While the "huddle at the back of the chamber prayer" may be legal, it is completely absurd and a slap in the face of the legislators who don't feel comfortable participating in this "Christian prayer display." A reasonable move would have been to continue the practice, but with non-sectarian prayers, as the Senate intends to do and as does every other legislature in the country.
To add further insult to injury, the Star editorial blames the plaintiffs who brought the lawsuit rather than Bosma for the controversy:
One of the sloppier arguments raised by critics of Statehouse prayers is that Christian conservatives serving in the legislature are wasting time by continuing to debate the issue. It wasn't conservatives who brought this fuss to the forefront. Even the harshest critics should acknowledge that important questions about freedom of speech and religion have been raised. One side can't expect to start an argument, then try to shut it down when others object to their actions.
It is under Speaker Bosma's short tenure as Speaker that this problem arose. He chose to invite clergy who used their prayer time to turn the House of Representatives into the "Old Time Gospel Hour," which several Christian and non-Christian lawmakers, lobbyists and citizens rightfully found to be a constitutional violation of the separation of church. It was completely within Speaker Bosma's power to take steps to avoid the lawsuit which ensued, but he instead chose a political course to ensure a legal fight. He even went so far as to have his name inserted into the titled caption for the case so that any references to the case for historical purposes would identify him individually with the case.
As we previously reported, Bosma is already using the prayer case in fundraising solicitation letters to supporters.
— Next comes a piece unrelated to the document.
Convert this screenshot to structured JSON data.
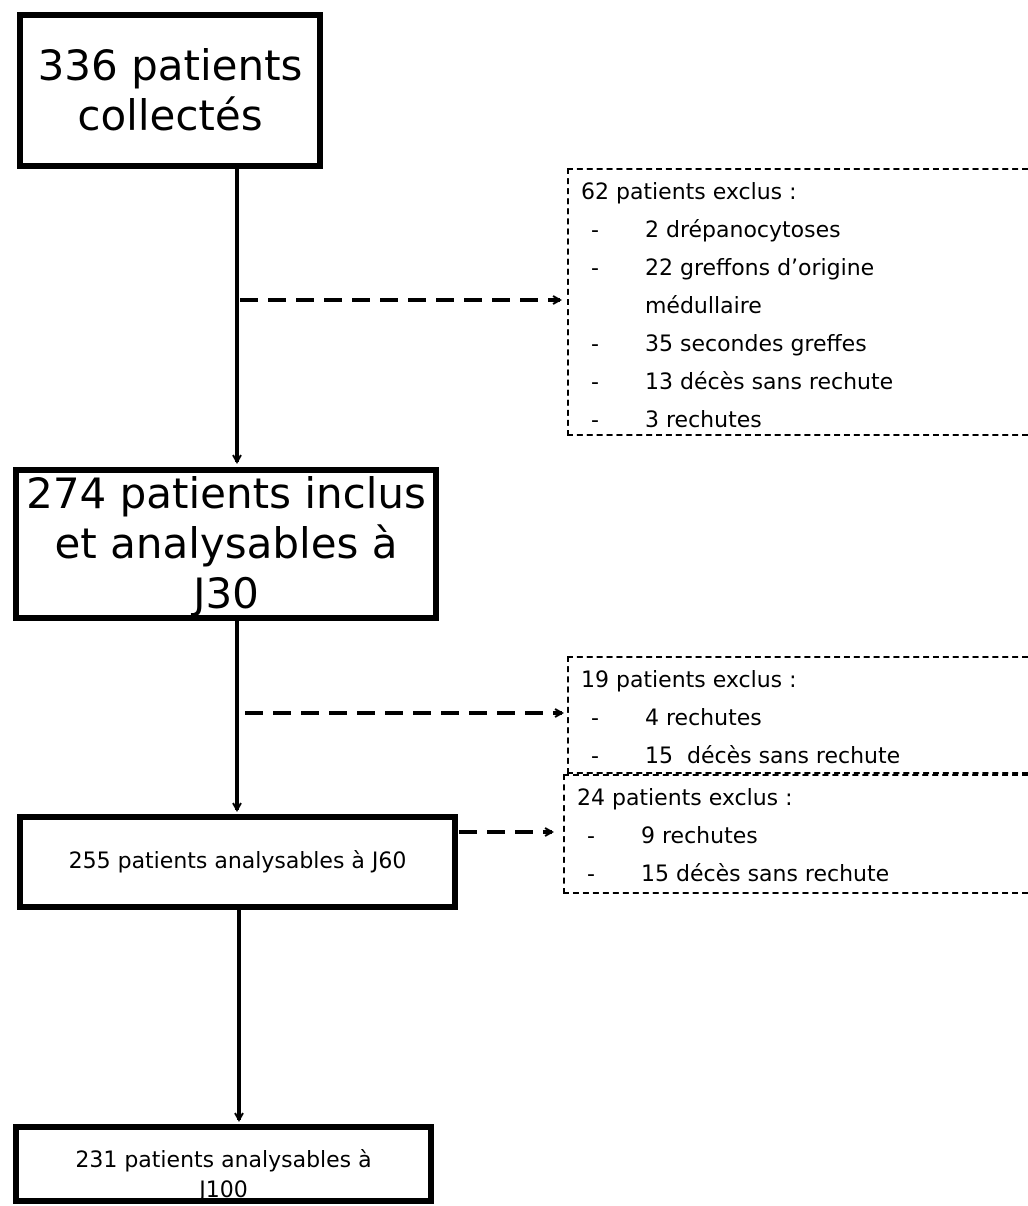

And today, reports surface at Taking Down Words that House Republicans have been filming the prayer ordeal at the State House this week, presumably for use in political advertisements.
So why are the Star editorial writers apologizing for Bosma? Because of the lawsuit two former disgruntled employees brought against the newspaper, which alleges that the Star management discriminated against them because of their Christian religious beliefs. Although the EEOC found no basis for the claim, conservative gadfly lawyer John Price, an adviser to the American Family Association of Indiana, brought the suit on their behalf to advance the Christian right's agenda of changing the editorial content of the Star. Until the Star puts the lawsuit behind it, its editorial writers have been walking on pins and needles to avoid offending the religious right. Today's editorial is another example of that duplicity.